The fix: put the WIP protocol at the very top of every rule file, before the project description, before the agent roles, before anything else. Agents read the first thing they see, then skim the rest.
We now enforce this structurally across all projects. It's not a suggestion — it's a mandatory blockquote that appears before any other content.
3. The COO Crashes (and That's OK)
Jared crashes every ~24 hours from context overflow. We've accepted this. We have a diagnostic tool (Dr. Crawford), a runbook, and a reset procedure. The key is that his work persists in files, not in his context. When he comes back online, he reads the same files and picks up where he left off.
This is the beauty of file-based coordination. The coordination layer survives the coordinator crashing.

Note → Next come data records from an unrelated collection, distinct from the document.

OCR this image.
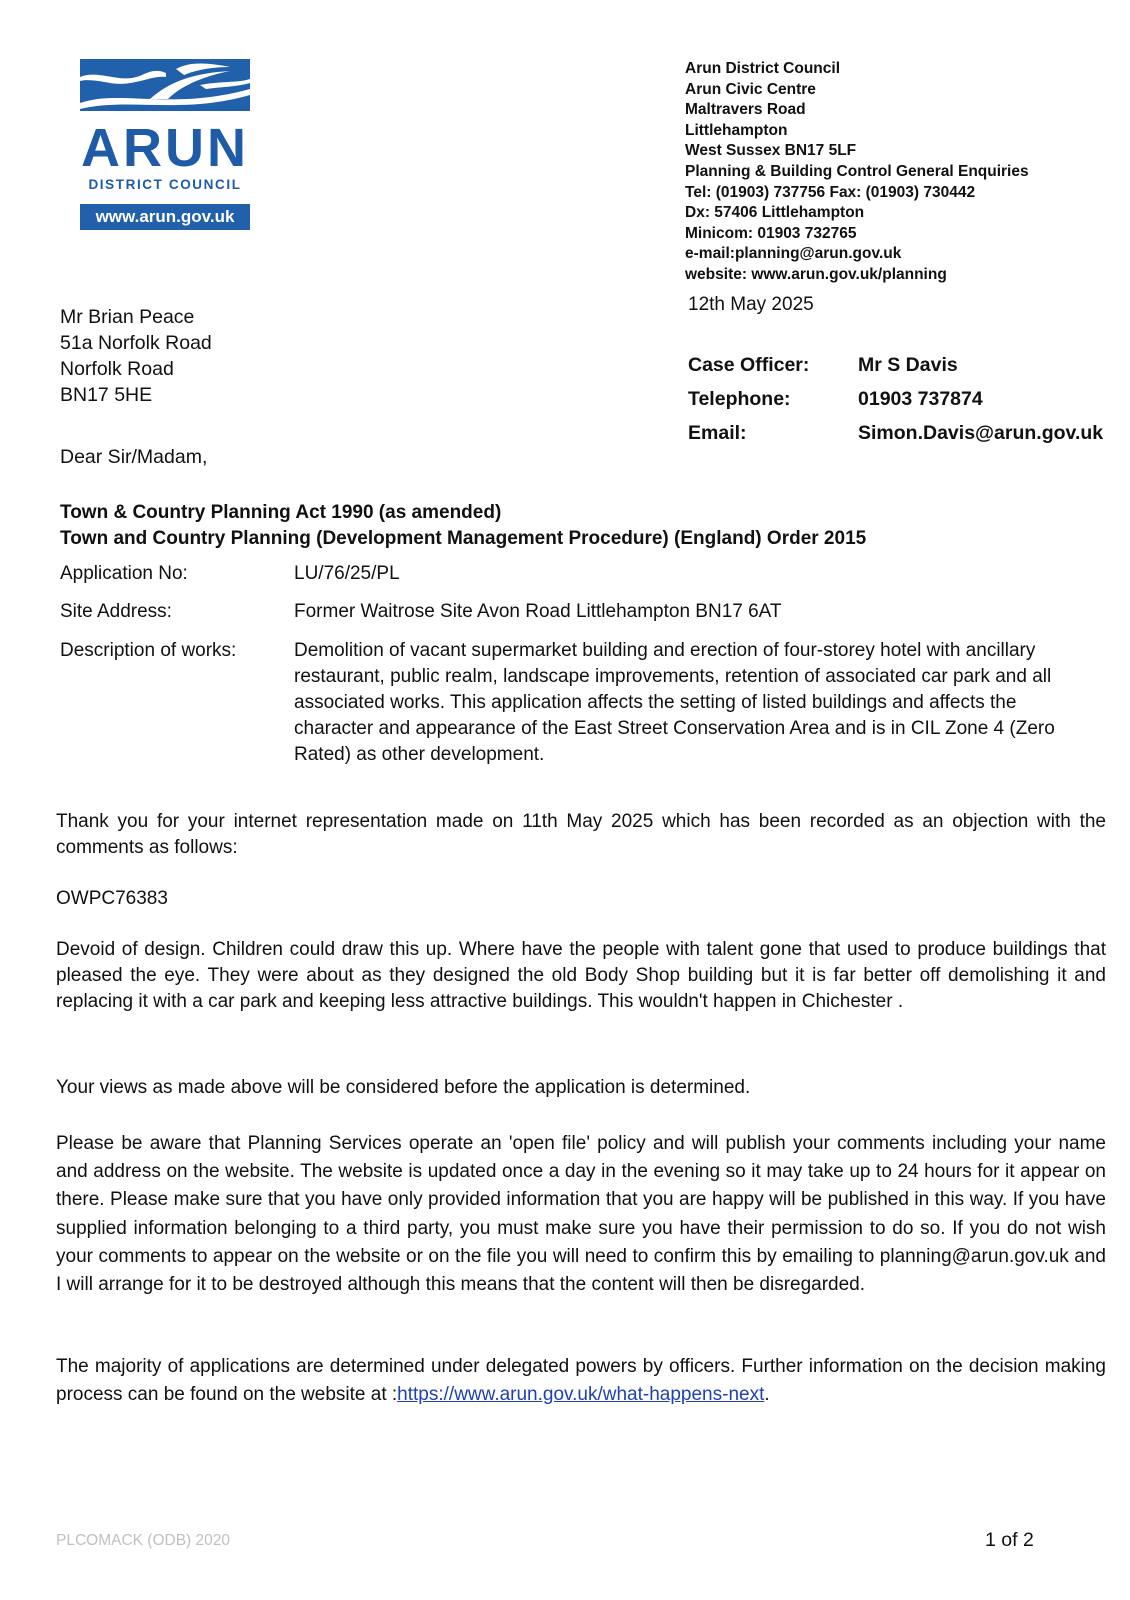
ARUN
DISTRICT COUNCIL
www.arun.gov.uk
Arun District Council
Arun Civic Centre
Maltravers Road
Littlehampton
West Sussex BN17 5LF
Planning & Building Control General Enquiries
Tel: (01903) 737756 Fax: (01903) 730442
Dx: 57406 Littlehampton
Minicom: 01903 732765
e-mail:planning@arun.gov.uk
website: www.arun.gov.uk/planning
12th May 2025
Mr Brian Peace
51a Norfolk Road
Norfolk Road
BN17 5HE
Case Officer: Mr S Davis
Telephone:	01903 737874
Email:	Simon.Davis@arun.gov.uk
Dear Sir/Madam,
Town & Country Planning Act 1990 (as amended)
Town and Country Planning (Development Management Procedure) (England) Order 2015
Application No:	LU/76/25/PL
Site Address:	Former Waitrose Site Avon Road Littlehampton BN17 6AT
Description of works:	Demolition of vacant supermarket building and erection of four-storey hotel with ancillary restaurant, public realm, landscape improvements, retention of associated car park and all associated works. This application affects the setting of listed buildings and affects the character and appearance of the East Street Conservation Area and is in CIL Zone 4 (Zero Rated) as other development.
Thank you for your internet representation made on 11th May 2025 which has been recorded as an objection with the comments as follows:
OWPC76383
Devoid of design. Children could draw this up. Where have the people with talent gone that used to produce buildings that pleased the eye. They were about as they designed the old Body Shop building but it is far better off demolishing it and replacing it with a car park and keeping less attractive buildings. This wouldn't happen in Chichester .
Your views as made above will be considered before the application is determined.
Please be aware that Planning Services operate an 'open file' policy and will publish your comments including your name and address on the website. The website is updated once a day in the evening so it may take up to 24 hours for it appear on there. Please make sure that you have only provided information that you are happy will be published in this way. If you have supplied information belonging to a third party, you must make sure you have their permission to do so. If you do not wish your comments to appear on the website or on the file you will need to confirm this by emailing to planning@arun.gov.uk and I will arrange for it to be destroyed although this means that the content will then be disregarded.
The majority of applications are determined under delegated powers by officers. Further information on the decision making process can be found on the website at :https://www.arun.gov.uk/what-happens-next.
PLCOMACK (ODB) 2020	1 of 2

4. Start Lean, Add Agents Later
We started Commish Command with 5 agents. We considered adding UI/UX, testing, and QA agents. Decision: not yet. At the pre-revenue stage, additional agents add per-feature overhead without enough signal to justify them.
The rule of thumb: add specialist agents only when the bottleneck is clearly "not enough agents" rather than "not enough users."
The Silicon Valley Parallel
In the show, Jared Dunn is the glue that holds Pied Piper together. He's not the visionary (Richard), not the engineer (Gilfoyle), not the salesman (Erlich). He's the one who makes sure everyone shows up, the bills get paid, and the company doesn't implode from internal chaos.
Our Jared is the same. He's not building features or writing content. He's making sure the agents who do those things can work without stepping on each other. He's the coordination layer.
And like TV Jared, he occasionally has a complete breakdown. But he always comes back.
Jared has been running as MonkeyRun's COO since February 2026. He's coordinated across 6 projects, propagated 20+ patterns, and survived 3 context overflows. His doctor says he's doing fine.